In August, Newsweek put a chimpanzee on its cover to illustrate an article, derided by academics, activists and other critics as poorly reported and deeply flawed, about the possible origins of the Ebola virus and about how the consumption of bush meat could be serve as a back door or entry point for the virus into the United States.  In the past, some scientists have theorized that people contracted the disease by eating the flesh of monkeys or chimpanzees.  More recently, however, scientists have focused their attention on fruit bats, considered a delicacy in some parts of West Africa – which made the magazine’s choice of a primate for its cover all the more curious.
“Far from presenting a legitimate public health concern, the authors of the piece and the editorial decision to use chimpanzee imagery on the cover have placed Newsweek squarely in the center of a long and ugly tradition of treating Africans as savage animals and the African continent as a dirty, diseased place to be feared,” Laura Seay, an assistant professor of government at Colby College and Kim Yi Dionne, an assistant professor of government at Smith College, wrote in a joint Washington Post op-ed.
Trans-border pandemics have afflicted mankind since humans first set foot on the planet. In recent years, many countries have to had make difficult decisions about managing epidemics like mad cow, bird flu and MERS. But the arguments for managing the disease seemed well reasoned and logical.

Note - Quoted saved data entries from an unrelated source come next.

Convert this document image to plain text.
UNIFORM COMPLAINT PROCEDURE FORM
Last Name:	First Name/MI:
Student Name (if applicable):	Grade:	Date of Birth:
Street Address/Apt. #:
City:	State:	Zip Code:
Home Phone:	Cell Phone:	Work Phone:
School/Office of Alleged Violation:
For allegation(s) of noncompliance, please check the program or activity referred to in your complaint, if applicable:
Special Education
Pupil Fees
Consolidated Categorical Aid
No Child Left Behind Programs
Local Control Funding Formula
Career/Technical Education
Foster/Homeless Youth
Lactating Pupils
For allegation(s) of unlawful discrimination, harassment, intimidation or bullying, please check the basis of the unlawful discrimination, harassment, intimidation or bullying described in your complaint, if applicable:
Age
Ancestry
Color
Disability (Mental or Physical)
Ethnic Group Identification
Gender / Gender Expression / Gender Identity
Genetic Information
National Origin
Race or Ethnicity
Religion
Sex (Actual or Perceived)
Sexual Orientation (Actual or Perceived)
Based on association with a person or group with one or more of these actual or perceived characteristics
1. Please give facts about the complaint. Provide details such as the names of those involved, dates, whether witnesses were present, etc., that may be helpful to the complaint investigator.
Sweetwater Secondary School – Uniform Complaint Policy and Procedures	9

In the late 1970s and early 1980s large numbers of White homosexual North American males and IV drug users started dying mysteriously following lengthy, incurable illnesses. It took a while for scientists to figure that all of them carried a virus that suppressed or destroyed the immune system. And it took even longer for researchers to develop medications to ensure that being infected by the virus that causes AIDS did not have to be a guaranteed death sentence.
During those dark days, as scientists struggled to get to the bottom of the mystery, the disease disproportionately afflicted another group of people: Haitians. No one seemed to understand why. But a few came up with a theory that made sense. For decades, Haiti had been a major destination for sexual tourists from North America. For next to nothing, one observer said, a little Haitian boy could be had.  The theorists speculated that the disease migrated to Africa when a significant number of Haitians moved to the Congo for work. These theories became the source of much finger pointing on the part of many Caribbean nations as the AIDS epidemic seemed to spiral out of control in the 80s.
But in spite of the threat to public health, there was no clamor to bar White males from certain colleges or to keep them out of certain countries. Imagine if the shoe was on the other foot.
Maybe the world hasn’t changed that much.